Efficient Method Development of Small Interfering RNA by Reversed-Phase Ion-Pair Chromatograph

Significance of the Topic

Small interfering RNA (siRNA) has emerged as a key modality for gene silencing therapies, offering precise control over protein expression. Reliable separation of sense and antisense strands along with related impurities is critical for therapeutic efficacy, safety, and regulatory compliance.

Objectives and Study Overview

This work aimed to establish a rapid, robust reversed-phase ion-pair chromatography method for siRNA analysis. Using LabSolutions MD software, the study explored various ion-pair reagents, fluoroalcohol concentrations, column chemistries, and temperatures to identify optimal separation conditions.

Methodology and Instrumentation

The analytical approach employed denaturing ion-pair reversed-phase liquid chromatography. Key experimental variables included:

• Ion-pair reagents: triethylamine (TEA), diisopropylethylamine (DIPEA), dibutylamine (DBA)
• Fluoroalcohol (HFIP) levels: 100 and 200 mmol/L
• Column temperatures: 45, 55, and 65 °C
• Stationary phases: C18 (12 nm and 30 nm pores) and C4 (30 nm pores)

Instrumentation

An inert Nexera XS UHPLC system (Method Scouting configuration) was paired with Shim-pack Scepter Claris columns to prevent sample adsorption. Detection was performed at 260 nm using an inert‐cell UV detector.

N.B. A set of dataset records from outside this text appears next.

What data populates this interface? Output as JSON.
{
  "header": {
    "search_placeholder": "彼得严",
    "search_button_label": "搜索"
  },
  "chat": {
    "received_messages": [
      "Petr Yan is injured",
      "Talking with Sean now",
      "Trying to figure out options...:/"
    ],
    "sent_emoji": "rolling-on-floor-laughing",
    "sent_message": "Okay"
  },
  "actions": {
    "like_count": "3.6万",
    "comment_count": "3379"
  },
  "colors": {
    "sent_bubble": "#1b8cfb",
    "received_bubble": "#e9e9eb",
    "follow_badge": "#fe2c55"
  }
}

Main Results and Discussion

DIPEA outperformed TEA and DBA in resolving sense/antisense strands and impurities. A fluoroalcohol concentration of 200 mmol/L HFIP provided slightly better peak separation. Design space mapping revealed that higher column temperatures combined with optimal DIPEA concentrations maximized resolution. Among tested columns, inert C18 phases delivered sharp peak shapes, while C4 exhibited distinctive selectivity for certain impurities.

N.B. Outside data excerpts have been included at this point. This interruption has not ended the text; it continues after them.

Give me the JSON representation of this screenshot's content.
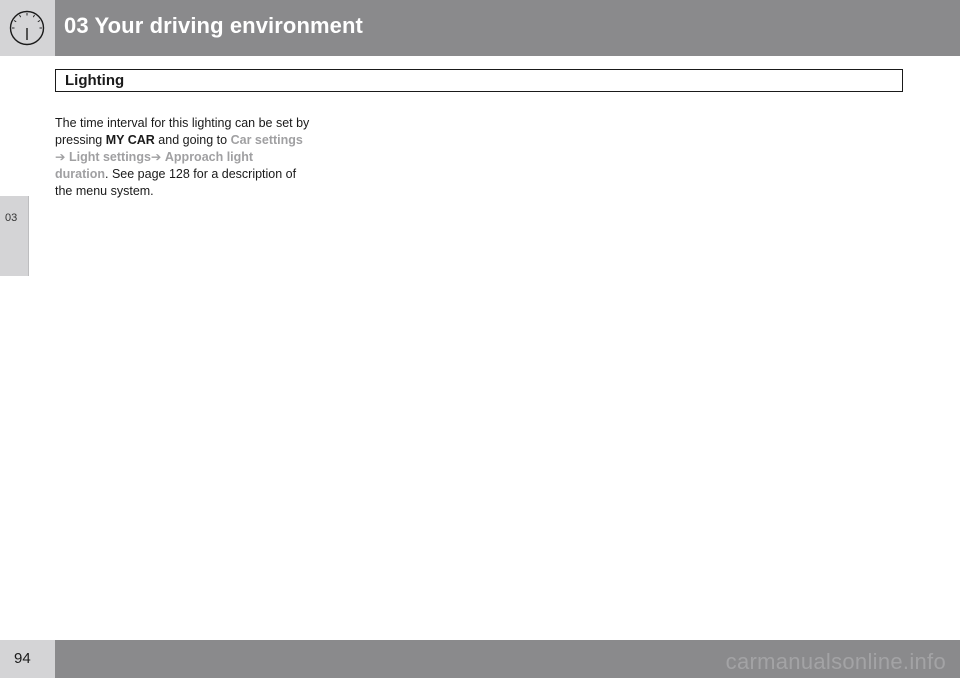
{
  "header": {
    "title": "03 Your driving environment",
    "icon": "speedometer-icon"
  },
  "side_tab": {
    "label": "03"
  },
  "section": {
    "title": "Lighting"
  },
  "body": {
    "line1": "The time interval for this lighting can be set by",
    "line2_prefix": "pressing ",
    "button_name": "MY CAR",
    "line2_middle": " and going to ",
    "menu_car_settings": "Car settings",
    "arrow1": "➔",
    "menu_light_settings": "Light settings",
    "arrow2": "➔",
    "menu_approach_light": "Approach light",
    "menu_duration": "duration",
    "line4_suffix": ". See page 128 for a description of",
    "line5": "the menu system."
  },
  "footer": {
    "page_number": "94",
    "watermark": "carmanualsonline.info"
  },
  "colors": {
    "header_bar": "#8a8a8c",
    "light_box": "#d4d4d6",
    "menu_text": "#a0a0a2"
  }
}
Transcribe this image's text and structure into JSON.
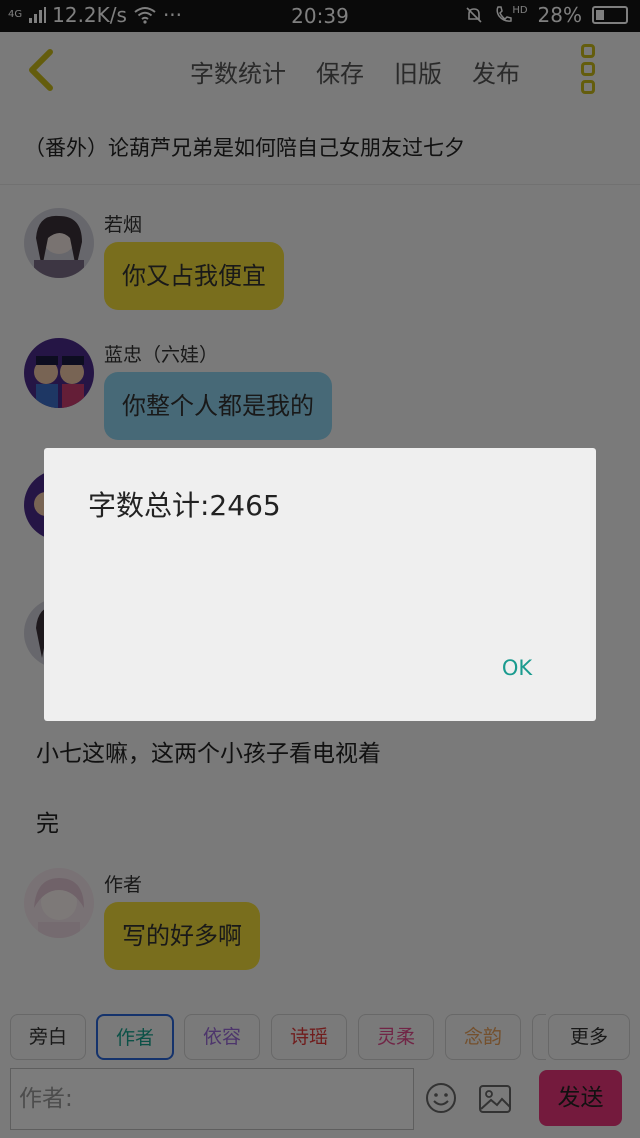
{
  "status_bar": {
    "network_type": "4G",
    "speed": "12.2K/s",
    "more": "···",
    "time": "20:39",
    "call_quality": "HD",
    "battery_percent": "28%",
    "battery_level": 0.28
  },
  "header": {
    "back_icon": "chevron-left-icon",
    "actions": [
      "字数统计",
      "保存",
      "旧版",
      "发布"
    ],
    "menu_icon": "more-vertical-icon",
    "accent_color": "#c9bb1a"
  },
  "document": {
    "title": "（番外）论葫芦兄弟是如何陪自己女朋友过七夕"
  },
  "messages": [
    {
      "speaker": "若烟",
      "text": "你又占我便宜",
      "bubble_color": "#f2dd3a"
    },
    {
      "speaker": "蓝忠（六娃）",
      "text": "你整个人都是我的",
      "bubble_color": "#8fd3ee"
    },
    {
      "speaker": "作者",
      "text": "写的好多啊",
      "bubble_color": "#f2dd3a"
    }
  ],
  "narrations": [
    "小七这嘛，这两个小孩子看电视着",
    "完"
  ],
  "role_bar": {
    "roles": [
      {
        "label": "旁白",
        "color": "#333333"
      },
      {
        "label": "作者",
        "color": "#19a38f"
      },
      {
        "label": "依容",
        "color": "#9b6bd8"
      },
      {
        "label": "诗瑶",
        "color": "#e03a3a"
      },
      {
        "label": "灵柔",
        "color": "#e24a8d"
      },
      {
        "label": "念韵",
        "color": "#e8a05a"
      },
      {
        "label": "",
        "color": "#333333"
      }
    ],
    "more_label": "更多",
    "selected": "作者"
  },
  "input_bar": {
    "placeholder": "作者:",
    "emoji_icon": "smiley-icon",
    "image_icon": "image-icon",
    "send_label": "发送",
    "send_color": "#e8347a"
  },
  "dialog": {
    "message": "字数总计:2465",
    "ok_label": "OK"
  }
}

Benefits and Practical Applications

The integration of LabSolutions MD streamlined method development by automating design‐of‐experiments and design-space evaluation. This workflow reduces manual effort and dependence on user expertise, ensuring reproducible high-resolution analysis for siRNA quality control and research applications.

Future Trends and Potential Applications

Continued advancements in automated method platforms and novel stationary phases will further accelerate oligonucleotide analysis. Coupling with high-resolution mass spectrometry and microfluidic chromatography could enhance sensitivity and throughput for complex therapeutic candidates.

Conclusion

By leveraging design space evaluation and advanced software tools, the optimized IP-RP LC method achieves efficient, reproducible separation of siRNA strands and impurities. This approach strengthens analytical robustness and expedites development timelines for oligonucleotide therapeutics.

Reference

1. Sean M. McCarthy, Martin Gilar, John Gebler; Analytical Biochemistry, Volume 390, Issue 2, 15 July 2009, Pages 181–188.